Return of the warm!
The warmer end of Spring is approaching – the storms are still here and the rain is occasional, but the heat is coming in. There are now days above 30*C and all of my meals need to be eaten out on the grass in the sun. Eating outside is the best, especially because I can eat like a frickin pig and the spill-over will just go on the lawn for the ants. Thanks, ants!
With the return of warmth, we also get the return of cucumbers, tomatoes and corn (as well as mangoes and all of the good fruits of Summer). Whenever I combine these veg, I start to think Mexican food – fiery spices and fresh, clean crispy crunch. I’m even starting to like avocadoes, so there’s a big blob of new season avocado in the mix somewhere (I acclimatised myself by eating avo on vegemite toast).
Today’s Mexican feast bowl, nourishing and fresh, uses Oyster mushroom as a chicken replacement. Interestingly, they aren’t even Oyster mushrooms! They’re Trumpet Mushrooms, and the packs are just mislabelled. They contain antioxidants, selenium and a cholesterol blocker. Plus, they are rubbery and thick with a mild flavour, making them a perfect chicken replacement in dishes like this (I have used for many similar applications because this is a versatile shroom).
I’m still waiting to hear back about my recent job interview. I realise that since it is so long since, it isn’t likely I have been successful, but would very much like the official letter so I can put it to rest. My eyes are sore from staring at my email inbox, and I get stressed in the tummy, which messes up my digestion for days. It’s been nearly two weeks and I’m getting better but the digestion issues suck. Plus all of the binge eating and other junk that my emotions make me do. So crazy.
But this dish – what is it?
Well, it’s a bunch of stuff, as you can see. It probably throws you off but I am using Thai rice, which is purple. I haven’t added any weird shit to it, that’s just nature.
There’s an avocado blob with coriander and onions. Fresh veg. Roasted corn and tomatoes. Plus spiced mushrooms, cooked in the frying pan. If you have a BBQ, the corn, tomatoes and mushroom could all be cooked on there, grill styles. But I don’t have one, so the tomatoes and corn were grilled in the over, and therefore FA actually grilled.

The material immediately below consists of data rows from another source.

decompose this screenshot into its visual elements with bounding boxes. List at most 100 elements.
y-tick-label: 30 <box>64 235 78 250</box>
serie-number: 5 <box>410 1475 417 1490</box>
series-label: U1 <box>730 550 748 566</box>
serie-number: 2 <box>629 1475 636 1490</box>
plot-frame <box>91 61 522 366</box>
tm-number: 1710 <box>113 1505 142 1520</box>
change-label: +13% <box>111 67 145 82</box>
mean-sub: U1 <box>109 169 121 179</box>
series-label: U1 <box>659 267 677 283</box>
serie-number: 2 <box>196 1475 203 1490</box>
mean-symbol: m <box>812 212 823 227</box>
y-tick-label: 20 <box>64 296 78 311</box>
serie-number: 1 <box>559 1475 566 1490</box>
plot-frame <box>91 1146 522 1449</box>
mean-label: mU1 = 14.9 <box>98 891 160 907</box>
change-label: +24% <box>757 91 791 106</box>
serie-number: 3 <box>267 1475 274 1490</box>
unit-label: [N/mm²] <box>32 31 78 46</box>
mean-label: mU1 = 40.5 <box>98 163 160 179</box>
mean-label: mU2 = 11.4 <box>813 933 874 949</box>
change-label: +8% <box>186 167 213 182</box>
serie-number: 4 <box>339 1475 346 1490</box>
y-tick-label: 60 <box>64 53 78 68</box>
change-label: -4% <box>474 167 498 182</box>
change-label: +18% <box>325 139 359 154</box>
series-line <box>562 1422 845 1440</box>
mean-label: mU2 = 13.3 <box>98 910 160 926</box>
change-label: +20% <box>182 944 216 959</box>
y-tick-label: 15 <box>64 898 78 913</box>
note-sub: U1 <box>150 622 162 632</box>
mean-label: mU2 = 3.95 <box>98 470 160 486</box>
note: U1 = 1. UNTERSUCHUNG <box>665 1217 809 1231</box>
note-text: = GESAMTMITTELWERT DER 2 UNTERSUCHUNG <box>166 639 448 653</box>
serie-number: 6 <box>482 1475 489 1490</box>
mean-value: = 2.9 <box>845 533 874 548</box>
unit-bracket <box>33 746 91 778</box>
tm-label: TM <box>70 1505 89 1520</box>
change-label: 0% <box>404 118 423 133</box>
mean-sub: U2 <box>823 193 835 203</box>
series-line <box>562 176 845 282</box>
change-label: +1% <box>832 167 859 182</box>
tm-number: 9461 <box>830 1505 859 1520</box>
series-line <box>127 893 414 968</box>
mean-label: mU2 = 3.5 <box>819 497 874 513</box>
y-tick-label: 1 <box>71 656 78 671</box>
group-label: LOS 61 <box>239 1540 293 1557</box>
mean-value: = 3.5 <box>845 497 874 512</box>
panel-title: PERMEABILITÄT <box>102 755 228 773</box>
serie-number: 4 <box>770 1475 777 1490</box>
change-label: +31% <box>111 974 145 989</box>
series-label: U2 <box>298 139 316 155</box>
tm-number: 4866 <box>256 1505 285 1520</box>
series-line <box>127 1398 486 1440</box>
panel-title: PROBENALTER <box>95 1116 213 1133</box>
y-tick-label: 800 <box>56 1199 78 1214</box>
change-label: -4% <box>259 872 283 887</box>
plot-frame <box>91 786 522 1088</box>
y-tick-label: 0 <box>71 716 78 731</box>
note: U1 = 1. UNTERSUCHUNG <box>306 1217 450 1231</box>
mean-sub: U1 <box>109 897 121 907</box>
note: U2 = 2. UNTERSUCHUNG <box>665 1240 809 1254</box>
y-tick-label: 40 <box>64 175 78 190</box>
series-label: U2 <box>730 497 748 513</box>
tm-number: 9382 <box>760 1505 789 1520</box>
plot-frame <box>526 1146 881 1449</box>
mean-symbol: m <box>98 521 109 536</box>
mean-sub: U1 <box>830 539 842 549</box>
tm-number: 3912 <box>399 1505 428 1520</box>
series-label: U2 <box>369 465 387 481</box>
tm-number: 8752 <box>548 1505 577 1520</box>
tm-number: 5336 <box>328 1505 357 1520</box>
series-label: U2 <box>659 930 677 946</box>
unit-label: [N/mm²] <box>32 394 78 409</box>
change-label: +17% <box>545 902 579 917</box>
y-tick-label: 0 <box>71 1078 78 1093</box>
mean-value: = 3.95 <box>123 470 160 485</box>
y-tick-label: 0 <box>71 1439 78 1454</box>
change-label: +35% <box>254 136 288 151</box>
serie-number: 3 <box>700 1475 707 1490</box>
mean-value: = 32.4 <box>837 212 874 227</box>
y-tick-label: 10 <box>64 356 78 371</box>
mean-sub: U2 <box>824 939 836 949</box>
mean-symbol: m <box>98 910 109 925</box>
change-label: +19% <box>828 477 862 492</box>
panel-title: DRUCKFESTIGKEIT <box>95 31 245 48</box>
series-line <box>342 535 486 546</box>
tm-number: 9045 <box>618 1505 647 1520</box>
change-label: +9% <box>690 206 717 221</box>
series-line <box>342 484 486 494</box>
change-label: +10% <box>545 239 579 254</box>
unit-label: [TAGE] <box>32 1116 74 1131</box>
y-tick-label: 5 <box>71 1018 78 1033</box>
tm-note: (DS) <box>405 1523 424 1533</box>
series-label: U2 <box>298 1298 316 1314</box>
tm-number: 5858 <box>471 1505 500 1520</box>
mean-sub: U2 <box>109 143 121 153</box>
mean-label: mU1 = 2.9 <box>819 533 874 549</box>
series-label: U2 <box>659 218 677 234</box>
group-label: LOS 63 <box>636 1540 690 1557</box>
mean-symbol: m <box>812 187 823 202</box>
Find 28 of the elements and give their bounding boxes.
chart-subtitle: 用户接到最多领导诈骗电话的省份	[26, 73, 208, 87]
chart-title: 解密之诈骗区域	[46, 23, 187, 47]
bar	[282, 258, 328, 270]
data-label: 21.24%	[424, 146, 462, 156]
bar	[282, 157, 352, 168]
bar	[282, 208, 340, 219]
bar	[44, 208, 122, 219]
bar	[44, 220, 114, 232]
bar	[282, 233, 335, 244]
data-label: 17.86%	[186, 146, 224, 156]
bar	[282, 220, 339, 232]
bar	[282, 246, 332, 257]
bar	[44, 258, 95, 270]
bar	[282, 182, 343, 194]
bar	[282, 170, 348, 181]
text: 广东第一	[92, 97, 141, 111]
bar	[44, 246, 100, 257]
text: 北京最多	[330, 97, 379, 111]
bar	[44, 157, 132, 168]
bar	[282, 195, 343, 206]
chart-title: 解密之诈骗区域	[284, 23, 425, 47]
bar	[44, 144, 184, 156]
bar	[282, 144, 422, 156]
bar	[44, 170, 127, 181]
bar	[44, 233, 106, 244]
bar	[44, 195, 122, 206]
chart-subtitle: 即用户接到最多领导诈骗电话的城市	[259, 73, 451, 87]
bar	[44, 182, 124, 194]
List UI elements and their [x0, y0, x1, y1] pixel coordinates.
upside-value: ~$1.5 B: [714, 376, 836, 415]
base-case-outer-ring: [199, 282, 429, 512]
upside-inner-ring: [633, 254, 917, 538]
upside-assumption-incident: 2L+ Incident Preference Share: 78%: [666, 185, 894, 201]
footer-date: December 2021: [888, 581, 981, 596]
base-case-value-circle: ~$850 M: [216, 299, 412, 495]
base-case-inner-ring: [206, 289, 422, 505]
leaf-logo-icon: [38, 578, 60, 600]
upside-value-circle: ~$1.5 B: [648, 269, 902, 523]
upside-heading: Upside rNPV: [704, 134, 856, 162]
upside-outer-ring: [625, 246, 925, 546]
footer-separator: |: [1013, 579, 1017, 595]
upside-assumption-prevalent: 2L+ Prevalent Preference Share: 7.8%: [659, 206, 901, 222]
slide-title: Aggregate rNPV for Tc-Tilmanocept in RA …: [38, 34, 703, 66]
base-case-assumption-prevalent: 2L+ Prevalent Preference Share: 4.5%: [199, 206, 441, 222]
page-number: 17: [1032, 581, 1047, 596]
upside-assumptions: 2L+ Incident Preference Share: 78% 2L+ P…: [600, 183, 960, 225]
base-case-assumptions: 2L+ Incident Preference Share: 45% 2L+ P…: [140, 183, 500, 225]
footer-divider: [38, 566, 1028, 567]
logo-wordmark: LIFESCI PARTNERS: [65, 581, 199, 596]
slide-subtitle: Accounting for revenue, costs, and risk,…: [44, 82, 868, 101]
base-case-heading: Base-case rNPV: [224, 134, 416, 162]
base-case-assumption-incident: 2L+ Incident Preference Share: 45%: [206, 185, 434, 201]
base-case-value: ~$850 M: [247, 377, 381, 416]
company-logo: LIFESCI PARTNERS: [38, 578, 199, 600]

- 4 Trumpet Mushrooms, sliced diagonally
- 2 TB olive oil
- 1 tsp smoked paprika
- 1 tsp cumin powder
- 1 tsp coriander powder
- ½ tsp dried oregano
- ½ tsp garlic (granules or minced)
- ½ tsp cayenne pepper or chilli flakes
- 2 corn cobs
- Tomatoes - 2 handfuls
- 2 tsp olive oil
- 2 avocadoes, mashed
- 1 spring onion, sliced finely
- Coriander – handful, chopped
- ½ lime, juiced
- Fresh coriander
- Spring onion, sliced thinly
- Boiled rice
- Capsicum, sliced
- Cucumber, sliced
- In a large bowl, coat the mushrooms in the oil by gently tossing. Once coated, sprinkle over the herbs/spices and gently toss to evenly coat. Set aside.
- Coat the corn in a little oil (or butter!) and plus on the oven grilled. Grill for 15 minutes (or until it browns) and then add the tomatoes. Grill for another 10 minutes, checking for burning.
- Meanwhile, heat the frying pan and cook the mushroom. Try to place on a single layer, so all pieces have contact with the pan. Let cook. As it cooks, they’ll shrink so there’s more room. Flip the pieces and allow them to char slightly. If it gets too hot, then add a little water to the pan.
- Mix the avocado with the coriander, onion and lime. Let sit for a minute will you place the serving veg/rice on the plate.
- Add the corn, tomatoes and mushroom to the plate, then dollop on the guac. Serve!